On Thu, Mar 30, 2023 at 12:08:01AM +0000, Eric Biggers wrote:
Hi Sasha,
On Mon, Feb 27, 2023 at 07:52:39PM -0500, Sasha Levin wrote:
Sasha, 7 days is too short. People have to be allowed to take holiday.
That's true, and I don't have strong objections to making it longer. How often did it happen though? We don't end up getting too many replies past the 7 day window.
I'll bump it to 14 days for a few months and see if it changes anything.
I see that for recent AUTOSEL patches you're still using 7 days. In fact, it seems you may have even decreased it further to 5 days:
Sent Mar 14: https://lore.kernel.org/stable/20230314124435.471553-2-sashal@kernel.org Commited Mar 19: https://git.kernel.org/pub/scm/linux/kernel/git/stable/stable-queue.git/comm...
Any update on your plan to increase it to 14 days?
The commit you've pointed to was merged into Linus's tree on Feb 28th, and the first LTS tree that it was released in went out on March 22nd.
Quoting the concern you've raised around the process:
BTW, another cause of this is that the commit (66f99628eb24) was AUTOSEL'd after only being in mainline for 4 days, and *released* in all LTS kernels after only being in mainline for 12 days. Surely that's a timeline befitting a critical security vulnerability, not some random neural-network-selected commit that wasn't even fixing anything?
So now there's at least 14 days between mainline inclusion and a release in an LTS kernel, does that not conform with what you thought I'd be doing?
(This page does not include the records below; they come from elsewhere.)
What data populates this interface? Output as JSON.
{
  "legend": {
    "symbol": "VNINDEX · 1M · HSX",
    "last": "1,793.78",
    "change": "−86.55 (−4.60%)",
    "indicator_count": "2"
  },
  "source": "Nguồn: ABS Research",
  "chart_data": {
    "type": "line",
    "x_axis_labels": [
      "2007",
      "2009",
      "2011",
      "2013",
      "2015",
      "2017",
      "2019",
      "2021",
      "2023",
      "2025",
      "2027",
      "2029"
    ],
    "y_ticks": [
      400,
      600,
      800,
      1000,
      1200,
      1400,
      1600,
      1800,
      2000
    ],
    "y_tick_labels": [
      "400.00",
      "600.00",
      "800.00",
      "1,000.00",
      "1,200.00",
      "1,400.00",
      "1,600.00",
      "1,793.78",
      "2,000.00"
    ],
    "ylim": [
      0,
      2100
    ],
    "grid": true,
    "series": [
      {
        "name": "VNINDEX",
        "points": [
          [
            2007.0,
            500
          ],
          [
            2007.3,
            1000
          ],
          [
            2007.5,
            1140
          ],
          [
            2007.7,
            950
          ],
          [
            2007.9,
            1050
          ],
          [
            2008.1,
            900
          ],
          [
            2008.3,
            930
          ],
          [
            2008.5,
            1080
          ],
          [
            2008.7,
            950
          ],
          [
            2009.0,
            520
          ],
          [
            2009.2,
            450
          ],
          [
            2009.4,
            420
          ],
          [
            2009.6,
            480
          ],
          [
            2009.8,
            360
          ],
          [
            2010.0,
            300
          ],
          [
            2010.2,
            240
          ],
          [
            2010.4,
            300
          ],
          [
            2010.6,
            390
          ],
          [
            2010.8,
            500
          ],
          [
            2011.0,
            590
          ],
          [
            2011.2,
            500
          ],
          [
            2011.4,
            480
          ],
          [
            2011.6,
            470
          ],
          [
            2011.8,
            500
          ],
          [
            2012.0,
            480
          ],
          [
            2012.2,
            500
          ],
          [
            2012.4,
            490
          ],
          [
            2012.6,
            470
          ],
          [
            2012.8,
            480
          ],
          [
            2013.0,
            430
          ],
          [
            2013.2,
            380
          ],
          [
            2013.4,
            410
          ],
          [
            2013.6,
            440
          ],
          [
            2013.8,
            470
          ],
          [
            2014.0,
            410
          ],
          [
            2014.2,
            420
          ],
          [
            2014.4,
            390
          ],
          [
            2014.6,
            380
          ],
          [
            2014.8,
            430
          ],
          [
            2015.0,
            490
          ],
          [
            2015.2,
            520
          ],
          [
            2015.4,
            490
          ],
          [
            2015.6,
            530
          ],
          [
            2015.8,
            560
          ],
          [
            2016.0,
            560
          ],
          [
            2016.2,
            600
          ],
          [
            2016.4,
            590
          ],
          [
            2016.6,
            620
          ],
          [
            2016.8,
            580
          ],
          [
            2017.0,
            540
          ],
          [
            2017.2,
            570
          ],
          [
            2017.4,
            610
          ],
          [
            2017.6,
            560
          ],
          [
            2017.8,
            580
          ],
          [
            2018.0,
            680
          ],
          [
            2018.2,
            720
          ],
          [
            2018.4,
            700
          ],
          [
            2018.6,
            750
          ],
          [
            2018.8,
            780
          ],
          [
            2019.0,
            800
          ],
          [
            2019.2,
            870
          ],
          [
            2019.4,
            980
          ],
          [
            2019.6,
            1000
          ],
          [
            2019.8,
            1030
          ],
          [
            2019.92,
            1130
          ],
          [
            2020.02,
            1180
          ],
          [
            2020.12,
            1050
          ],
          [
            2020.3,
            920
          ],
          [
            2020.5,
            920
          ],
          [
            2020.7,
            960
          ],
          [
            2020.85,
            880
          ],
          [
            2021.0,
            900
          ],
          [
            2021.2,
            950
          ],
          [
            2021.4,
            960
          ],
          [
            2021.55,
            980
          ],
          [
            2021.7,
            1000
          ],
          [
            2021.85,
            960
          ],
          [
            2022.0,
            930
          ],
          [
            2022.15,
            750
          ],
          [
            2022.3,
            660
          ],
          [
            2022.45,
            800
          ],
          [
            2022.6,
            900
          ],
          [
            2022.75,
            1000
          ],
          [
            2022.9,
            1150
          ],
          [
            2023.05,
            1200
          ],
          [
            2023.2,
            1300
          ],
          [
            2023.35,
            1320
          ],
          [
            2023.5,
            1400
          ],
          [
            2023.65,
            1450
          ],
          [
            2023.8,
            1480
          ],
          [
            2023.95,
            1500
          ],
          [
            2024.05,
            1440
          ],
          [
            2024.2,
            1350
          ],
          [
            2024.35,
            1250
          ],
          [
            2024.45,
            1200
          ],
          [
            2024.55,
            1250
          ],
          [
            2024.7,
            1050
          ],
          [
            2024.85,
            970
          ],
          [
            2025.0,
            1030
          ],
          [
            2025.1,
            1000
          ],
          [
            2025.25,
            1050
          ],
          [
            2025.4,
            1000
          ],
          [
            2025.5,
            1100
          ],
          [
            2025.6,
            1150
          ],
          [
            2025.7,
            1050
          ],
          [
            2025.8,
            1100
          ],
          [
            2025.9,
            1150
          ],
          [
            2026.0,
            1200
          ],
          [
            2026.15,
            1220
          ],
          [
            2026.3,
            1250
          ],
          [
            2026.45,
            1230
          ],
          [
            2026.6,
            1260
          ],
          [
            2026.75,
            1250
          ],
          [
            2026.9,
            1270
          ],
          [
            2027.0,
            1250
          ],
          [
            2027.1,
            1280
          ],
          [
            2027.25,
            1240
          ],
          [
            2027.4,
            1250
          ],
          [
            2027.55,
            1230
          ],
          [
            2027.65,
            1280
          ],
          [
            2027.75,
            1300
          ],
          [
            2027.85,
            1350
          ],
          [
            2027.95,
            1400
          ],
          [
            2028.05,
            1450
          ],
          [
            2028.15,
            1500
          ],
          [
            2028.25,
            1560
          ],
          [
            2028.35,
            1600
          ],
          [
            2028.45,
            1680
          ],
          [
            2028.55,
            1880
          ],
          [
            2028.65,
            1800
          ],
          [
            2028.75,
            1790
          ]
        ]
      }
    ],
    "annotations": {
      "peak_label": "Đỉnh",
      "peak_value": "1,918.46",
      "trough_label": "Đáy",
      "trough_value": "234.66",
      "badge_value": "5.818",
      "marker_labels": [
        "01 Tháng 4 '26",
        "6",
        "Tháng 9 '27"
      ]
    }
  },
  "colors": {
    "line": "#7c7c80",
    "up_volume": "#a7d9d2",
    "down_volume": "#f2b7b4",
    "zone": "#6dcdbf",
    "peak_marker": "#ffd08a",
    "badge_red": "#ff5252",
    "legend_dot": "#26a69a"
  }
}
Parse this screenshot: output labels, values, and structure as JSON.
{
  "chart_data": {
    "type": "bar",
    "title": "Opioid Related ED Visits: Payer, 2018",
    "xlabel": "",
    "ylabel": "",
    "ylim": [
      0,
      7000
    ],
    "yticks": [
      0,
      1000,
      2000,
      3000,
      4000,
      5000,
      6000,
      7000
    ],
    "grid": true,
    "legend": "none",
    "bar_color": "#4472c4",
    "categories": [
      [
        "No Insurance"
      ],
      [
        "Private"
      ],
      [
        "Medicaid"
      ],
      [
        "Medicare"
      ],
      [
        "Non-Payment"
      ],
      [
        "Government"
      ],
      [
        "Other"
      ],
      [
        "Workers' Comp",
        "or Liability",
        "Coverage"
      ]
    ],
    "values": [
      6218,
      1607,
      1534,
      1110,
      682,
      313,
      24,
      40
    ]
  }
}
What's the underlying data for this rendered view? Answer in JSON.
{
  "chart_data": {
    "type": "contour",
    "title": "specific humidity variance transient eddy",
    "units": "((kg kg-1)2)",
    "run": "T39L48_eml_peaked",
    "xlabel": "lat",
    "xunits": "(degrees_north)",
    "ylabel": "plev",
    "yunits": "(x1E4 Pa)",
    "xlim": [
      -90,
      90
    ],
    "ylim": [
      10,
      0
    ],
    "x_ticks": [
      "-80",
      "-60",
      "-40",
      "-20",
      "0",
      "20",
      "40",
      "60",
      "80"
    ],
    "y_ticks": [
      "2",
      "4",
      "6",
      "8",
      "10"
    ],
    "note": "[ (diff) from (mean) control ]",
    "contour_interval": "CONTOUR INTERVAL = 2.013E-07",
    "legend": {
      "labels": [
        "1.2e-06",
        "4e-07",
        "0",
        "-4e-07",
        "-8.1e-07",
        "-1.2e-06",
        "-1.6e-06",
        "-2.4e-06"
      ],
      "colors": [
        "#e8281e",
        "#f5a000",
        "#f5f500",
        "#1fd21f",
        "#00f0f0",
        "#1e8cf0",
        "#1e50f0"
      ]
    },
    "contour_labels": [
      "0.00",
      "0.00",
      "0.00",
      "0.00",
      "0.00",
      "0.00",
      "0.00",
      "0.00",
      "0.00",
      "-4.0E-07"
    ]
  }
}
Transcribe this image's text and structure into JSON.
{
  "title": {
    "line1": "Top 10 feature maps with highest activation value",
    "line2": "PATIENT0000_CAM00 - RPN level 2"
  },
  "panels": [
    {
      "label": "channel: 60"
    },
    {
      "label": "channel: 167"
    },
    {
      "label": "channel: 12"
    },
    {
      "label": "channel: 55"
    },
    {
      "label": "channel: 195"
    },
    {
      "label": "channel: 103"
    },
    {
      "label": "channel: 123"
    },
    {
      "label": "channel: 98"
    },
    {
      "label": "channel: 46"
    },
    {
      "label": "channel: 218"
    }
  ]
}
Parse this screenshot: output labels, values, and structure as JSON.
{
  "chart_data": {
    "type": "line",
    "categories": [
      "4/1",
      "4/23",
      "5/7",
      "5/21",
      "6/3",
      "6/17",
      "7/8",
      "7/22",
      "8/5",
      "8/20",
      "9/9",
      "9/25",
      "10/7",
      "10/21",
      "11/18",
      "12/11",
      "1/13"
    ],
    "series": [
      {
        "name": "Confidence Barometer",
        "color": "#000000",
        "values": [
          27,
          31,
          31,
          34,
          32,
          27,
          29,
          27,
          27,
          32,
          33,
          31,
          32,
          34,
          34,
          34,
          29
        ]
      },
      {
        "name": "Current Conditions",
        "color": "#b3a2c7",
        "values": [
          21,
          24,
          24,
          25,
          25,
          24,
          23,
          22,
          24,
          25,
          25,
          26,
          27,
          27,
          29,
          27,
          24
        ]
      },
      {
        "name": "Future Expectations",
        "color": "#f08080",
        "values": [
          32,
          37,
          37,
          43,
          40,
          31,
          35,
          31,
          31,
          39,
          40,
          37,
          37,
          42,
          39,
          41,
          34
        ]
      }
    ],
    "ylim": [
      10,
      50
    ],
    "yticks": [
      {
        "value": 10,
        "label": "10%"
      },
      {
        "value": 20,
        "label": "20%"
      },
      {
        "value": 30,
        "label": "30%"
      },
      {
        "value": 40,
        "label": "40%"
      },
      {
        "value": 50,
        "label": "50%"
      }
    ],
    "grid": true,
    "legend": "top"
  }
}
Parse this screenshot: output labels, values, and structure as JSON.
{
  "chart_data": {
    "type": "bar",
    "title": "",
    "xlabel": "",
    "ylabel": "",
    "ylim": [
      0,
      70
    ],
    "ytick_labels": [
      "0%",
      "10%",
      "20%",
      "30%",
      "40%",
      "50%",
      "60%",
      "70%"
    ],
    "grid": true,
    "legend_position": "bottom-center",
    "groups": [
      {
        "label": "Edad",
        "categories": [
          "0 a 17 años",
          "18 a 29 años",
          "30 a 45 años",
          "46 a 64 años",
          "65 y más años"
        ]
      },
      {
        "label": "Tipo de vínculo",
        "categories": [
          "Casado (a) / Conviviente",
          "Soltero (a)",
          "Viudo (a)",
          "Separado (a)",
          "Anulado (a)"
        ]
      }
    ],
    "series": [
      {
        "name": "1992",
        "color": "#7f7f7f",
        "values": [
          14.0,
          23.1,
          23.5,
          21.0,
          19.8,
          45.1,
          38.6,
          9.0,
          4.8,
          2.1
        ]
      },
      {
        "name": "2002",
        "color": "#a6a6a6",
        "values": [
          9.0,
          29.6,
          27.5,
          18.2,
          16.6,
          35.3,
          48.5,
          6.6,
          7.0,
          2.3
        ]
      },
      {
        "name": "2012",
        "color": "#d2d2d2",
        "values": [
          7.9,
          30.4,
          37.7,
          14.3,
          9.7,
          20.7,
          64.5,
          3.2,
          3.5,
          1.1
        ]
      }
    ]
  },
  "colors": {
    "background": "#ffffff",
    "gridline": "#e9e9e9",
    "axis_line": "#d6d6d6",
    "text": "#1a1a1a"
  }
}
Most of that additional time comes in the form of me going over the tree and sending AUTOSEL mails a bit later, so I would be able to also pick follow-up fixes as they come in (and drop stuff that were reverted).
As a side note, inclusion into the stable-queue which you've pointed to above is a few steps before a release - it's mostly a cheap way for us to get mileage out of bots that run on the queue and address issues - it doesn't mean that the commit is released.